Ireland Investors Warned of Coming Losses

Optimism is premature, says Citi head in London

Ireland’s bonds have been the second-best-performing in the eurozone in 2012, with yields dropping, but Michael Saunders, Citigroup's head of European economics in London, says that the country’s hopes to avoid debt restructuring by raising money in the markets are premature.

Bloomberg reported Thursday that despite Ireland's progress in the bond markets—it sold bonds in July on the longer-term markets for the first time in nearly two years—Saunders said that there were still troubled times to come.

“Ireland faces an almost impossible task to get back to fiscal balance,” he said in the report. Visits to Ireland proved that “life is tough, very tough and not getting that much better anytime soon,” he added.

Ireland’s debt has more than tripled in the past five years, and Saunders warned that a slower economic recovery could make that debt unsustainable. He had said earlier in the week, “The key risk is the economy. If it doesn’t come right, and I don’t believe it will, then the math becomes difficult.”

Ireland has diligently worked on its deficit through tough austerity measures. Alberto Gallo, head of European credit research at Royal Bank of Scotland Group in London, said in the report, “Ireland is still the good student.” He added, “Ireland is making good progress on reform and fiscal measures.”

But good progress may not be enough in a slowing world economy, as Saunders pointed out. He predicted that GDP will shrink by 0.6% this year, and that it would and grow by that amount next year.

Ireland has been looking to Europe for help managing its legacy banking debt. The country has either pledged or sunk 64 billion euros ($83 billion) into its financial system—the highest cost for a banking rescue anywhere in the world since the Great Depression.

Saunders was quoted saying, “A lot depends on what kind of deal they get on the banks. Will it significantly reduce the debt level? I’m not sure it will. If they don’t get relief, they are going to find it hard to fund themselves on a sustained basis at a tolerable yield and will be looking at some sort of second bailout program.”

If that happens, Saunders warned, private investors could be in for losses despite the fact that the Irish government has said it will not default on debt. The losses could come through Private Sector Involvement (PSI), said Saunders, adding, “It would be wrong to see debt restructuring as a failure of the current government. It’s a reflection of the difficult debt situation it inherited.” He added, “I stress that’s it’s not by lack of effort. It’s just the scale of the overhang and the fact that Ireland has little ability to stabilize its debt because it’s so vulnerable to global shocks.”

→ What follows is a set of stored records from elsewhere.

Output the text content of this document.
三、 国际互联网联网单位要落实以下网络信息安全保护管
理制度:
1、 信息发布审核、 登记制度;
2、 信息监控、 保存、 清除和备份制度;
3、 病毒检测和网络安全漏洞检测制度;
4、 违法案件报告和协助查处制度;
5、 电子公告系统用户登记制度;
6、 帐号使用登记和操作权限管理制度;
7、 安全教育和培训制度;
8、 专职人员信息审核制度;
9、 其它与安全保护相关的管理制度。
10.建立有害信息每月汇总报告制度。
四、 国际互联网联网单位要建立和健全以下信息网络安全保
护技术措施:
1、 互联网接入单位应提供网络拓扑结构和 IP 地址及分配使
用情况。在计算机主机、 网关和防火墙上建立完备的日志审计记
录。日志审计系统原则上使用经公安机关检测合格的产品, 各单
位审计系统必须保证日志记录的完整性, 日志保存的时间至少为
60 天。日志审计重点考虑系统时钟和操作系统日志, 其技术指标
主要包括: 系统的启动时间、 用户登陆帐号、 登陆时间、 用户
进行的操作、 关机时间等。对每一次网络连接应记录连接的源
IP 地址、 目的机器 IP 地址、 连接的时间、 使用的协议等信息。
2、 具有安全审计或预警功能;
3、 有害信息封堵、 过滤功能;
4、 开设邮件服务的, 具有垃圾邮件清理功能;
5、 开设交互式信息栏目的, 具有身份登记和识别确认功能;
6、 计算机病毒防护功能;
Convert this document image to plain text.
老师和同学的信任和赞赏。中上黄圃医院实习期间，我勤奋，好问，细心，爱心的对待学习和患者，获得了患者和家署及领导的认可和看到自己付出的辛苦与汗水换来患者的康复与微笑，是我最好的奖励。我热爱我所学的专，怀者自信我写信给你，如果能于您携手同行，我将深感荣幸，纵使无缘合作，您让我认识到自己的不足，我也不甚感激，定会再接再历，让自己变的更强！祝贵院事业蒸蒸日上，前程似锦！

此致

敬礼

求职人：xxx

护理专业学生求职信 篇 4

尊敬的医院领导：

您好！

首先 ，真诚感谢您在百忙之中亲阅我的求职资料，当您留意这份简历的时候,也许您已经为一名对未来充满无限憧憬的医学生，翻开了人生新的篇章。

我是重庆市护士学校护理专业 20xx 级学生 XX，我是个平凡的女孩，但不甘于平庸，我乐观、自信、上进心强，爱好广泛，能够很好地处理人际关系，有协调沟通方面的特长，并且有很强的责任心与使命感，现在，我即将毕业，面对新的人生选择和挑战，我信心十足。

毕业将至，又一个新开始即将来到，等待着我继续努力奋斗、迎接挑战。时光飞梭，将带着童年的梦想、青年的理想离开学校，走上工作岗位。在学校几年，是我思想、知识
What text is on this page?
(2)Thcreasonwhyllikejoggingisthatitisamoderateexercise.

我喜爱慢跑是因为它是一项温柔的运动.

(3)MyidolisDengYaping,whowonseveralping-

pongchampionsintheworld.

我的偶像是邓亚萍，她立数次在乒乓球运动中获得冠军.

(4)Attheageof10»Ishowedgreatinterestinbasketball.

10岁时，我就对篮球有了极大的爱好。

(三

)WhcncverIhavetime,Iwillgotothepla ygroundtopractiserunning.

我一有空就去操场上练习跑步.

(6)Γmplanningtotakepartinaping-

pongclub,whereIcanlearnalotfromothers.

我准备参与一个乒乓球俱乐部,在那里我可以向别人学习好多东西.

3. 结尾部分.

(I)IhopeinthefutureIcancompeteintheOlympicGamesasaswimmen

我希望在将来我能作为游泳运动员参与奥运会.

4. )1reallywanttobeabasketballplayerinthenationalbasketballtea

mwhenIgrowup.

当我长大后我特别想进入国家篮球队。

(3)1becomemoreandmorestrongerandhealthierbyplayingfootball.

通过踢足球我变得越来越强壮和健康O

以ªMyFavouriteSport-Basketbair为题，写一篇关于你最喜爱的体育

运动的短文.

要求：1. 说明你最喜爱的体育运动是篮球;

Alan McQuaid, an economist at Merrion Stockbrokers in Dublin, said in the report, “The PSI view is out there because people are looking at the debt dynamics in Europe and wondering how do you grow out of this. But Ireland wants the name of being a good European. It doesn’t want to be seen as not paying back its debts. The only way I could see it happening would be as a part of a wider European restructuring of debt, including countries like Italy, and I don’t see that happening anytime soon.”